Dr Taos

$22.00

4 in stock

SKU: TN2400-86 Category:

Description

Dr Taos

CD review by Tony Smith

TN2400-86 – $22

TN174 Dec 25

This is an hour of music which would be well suited to an outdoor stage.

It encompasses a large range of sounds and emotions.

Dr Taos advertises, tongue in cheek perhaps like a travelling purveyor of snake oils and other concoctions, ‘the elixir of life – musical pills to cure your ills! Wizard rock with a twist of lime’.

Dr Taos plays guitar and sings.

The rest of the band play instruments in a style suggesting comfort in both jazz and rock idioms.

Eric Baker plays bass.

Mitchell Sloan plays drums, strings and horns.

The ever versatile Susie Bishop plays violin.

Chris Mortensen is on trumpet, Neil Rawle on keyboards and Serge Stanley on saxophone.

The tracks include ‘Merry Go Round Thieves’, ‘Coming Home (Fall from Grace)’, ‘Pick You Up’, which has a positive spirit, ‘Forever of Tomorrow’, ‘Love Strikes’ and ‘See You Baby’.

Others are ‘Reason’, interlaced with fine fiddling that creates almost a bluegrass feeling, ‘Shine’, brass effective here, ‘Change’ and ‘Riding’, in which Taos demonstrates how long he can hold a note and the sax features.

All tracks were written by O’Shea (Adrian?).

‘World Keep On Turning’ and ‘See You Baby’ are the kind of rhythmic music that has blokes reaching for the air guitar.

Some tracks are suggestive of the breakthrough into longer guitar tracks associated with acid rock and psychedelia.

For most of the music I listen to, drums can seem intrusive.

In this album however, there is no doubt that the drums are essential to the beat.

There is nothing out of place or OTT here.

While Dr Taos positions itself in alternative folk, most of the tracks are more alt than folk in style.

‘Haunted Man’ is a slower, basically acoustic track that is close to folk style and one that will invite singing along.

‘Wicked Sister (Snakeskin Heart)’ is bluesy stuff about someone who has you under her spell.

Great guitar riffs feature here.

‘Fight for Your Rights’ (a slight echo of Bob Marley’s ‘Stand Up’) tells the story of a boy who suffered much in life but who fought his way free, got educated and migrated.

This track features some neat fiddle as well.

‘He came from the wrong side of town/ watched his father beat his mother down

went to bed with a knife beneath his pillow/ and lived a childhood full of sorrow

You gotta fight, fight for your rights

You gotta fight, fight, fight, fight, fight, fight for your rights’.

Dr Taos has extremely good voice control.

At the end of the lines more often than not he uses a lengthening of the last syllables – ah, ah, ah, ah – to create what might in other contexts be called vibrato.

It is a fine technique for creating an emotional effect, usually of suffering.

While Dr Taos might seem to be of a genre that would appeal more to the JJJ audience than the older demographic at most folk festivals, the times are changing.

After we oldies have shuffled off to quiet nooks late in the night, younger revellers come out and enjoy a different sort of music with less complicated lyrics and strong dance beats.

Some bands mark the halfway point in that evolution between folk and rock and so ease the transition.

Dr Taos is waiting at the louder, more upbeat end with music that displays all of the quality discerning sit down listeners expect.

Dr Taos is not easy to categorise but then categories are limiting.

This eponymous album belongs in a class of its own.

 

“I have to say that the new album “Dr TAOS” is brilliant.
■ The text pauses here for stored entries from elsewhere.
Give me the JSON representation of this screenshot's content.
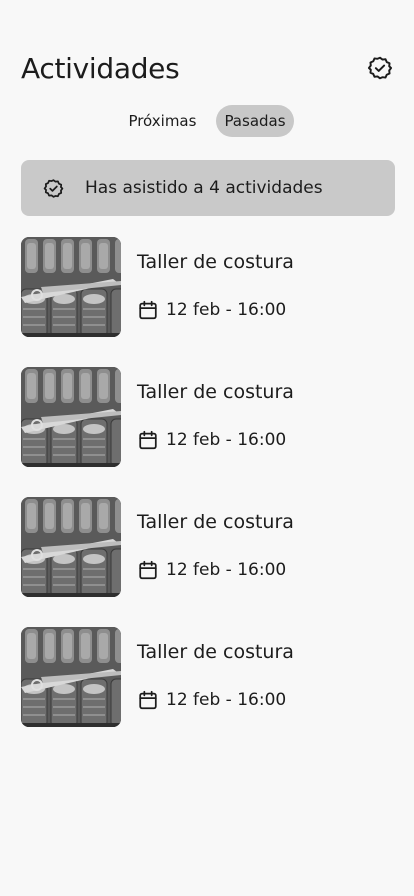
{
  "header": {
    "title": "Actividades",
    "action_icon": "badge-check-icon"
  },
  "tabs": [
    {
      "label": "Próximas",
      "active": false
    },
    {
      "label": "Pasadas",
      "active": true
    }
  ],
  "banner": {
    "icon": "badge-check-icon",
    "text": "Has asistido a 4 actividades"
  },
  "activities": [
    {
      "title": "Taller de costura",
      "date": "12 feb - 16:00",
      "icon": "calendar-icon"
    },
    {
      "title": "Taller de costura",
      "date": "12 feb - 16:00",
      "icon": "calendar-icon"
    },
    {
      "title": "Taller de costura",
      "date": "12 feb - 16:00",
      "icon": "calendar-icon"
    },
    {
      "title": "Taller de costura",
      "date": "12 feb - 16:00",
      "icon": "calendar-icon"
    }
  ]
}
This album is a must get!” The Songsmith album review.

Fusing Celtic folk with British blues rock, matured in sunburnt Australian country oak barrels, Dr TAOS produces his own inimitable style of alternative folk rock blends and has just released his eponymous new album to great acclaim.

Having toured the USA and Australia catch him live before he heads to tour Europe later this year.

“Sounding great! Nice timeless tracks instantly warm and familiar. Evoking elements of colonial Australia, oak barrel ageing and fruity top notes, this is sweet home comings folk rock with a clear essence in the final product.” Dr TAOS new album review – Collage, The Espy Melbourne.

The album Dr TAOS was recorded and mixed at Suburbia Studios, Sydney with Simon Tonx at the helm and Dr TAOS in the co-pilot seat and mastered at Viking Lounge Mastering by Paul Stefanidis. Alongside Dr TAOS on guitar and vocals are Eric Baker on bass, Mitchell Sloan on drums, percussion, synthesiser horns and strings along with special guests Susie Bishop on violin, Chris Mortensen on trumpet, Neil Rawle on keyboards and Serge Stanley on saxophone.

Feedback on the album on Dr TAOS’ website has been extremely positive so far with radio in the States offering airplay and venues around Europe locking in shows.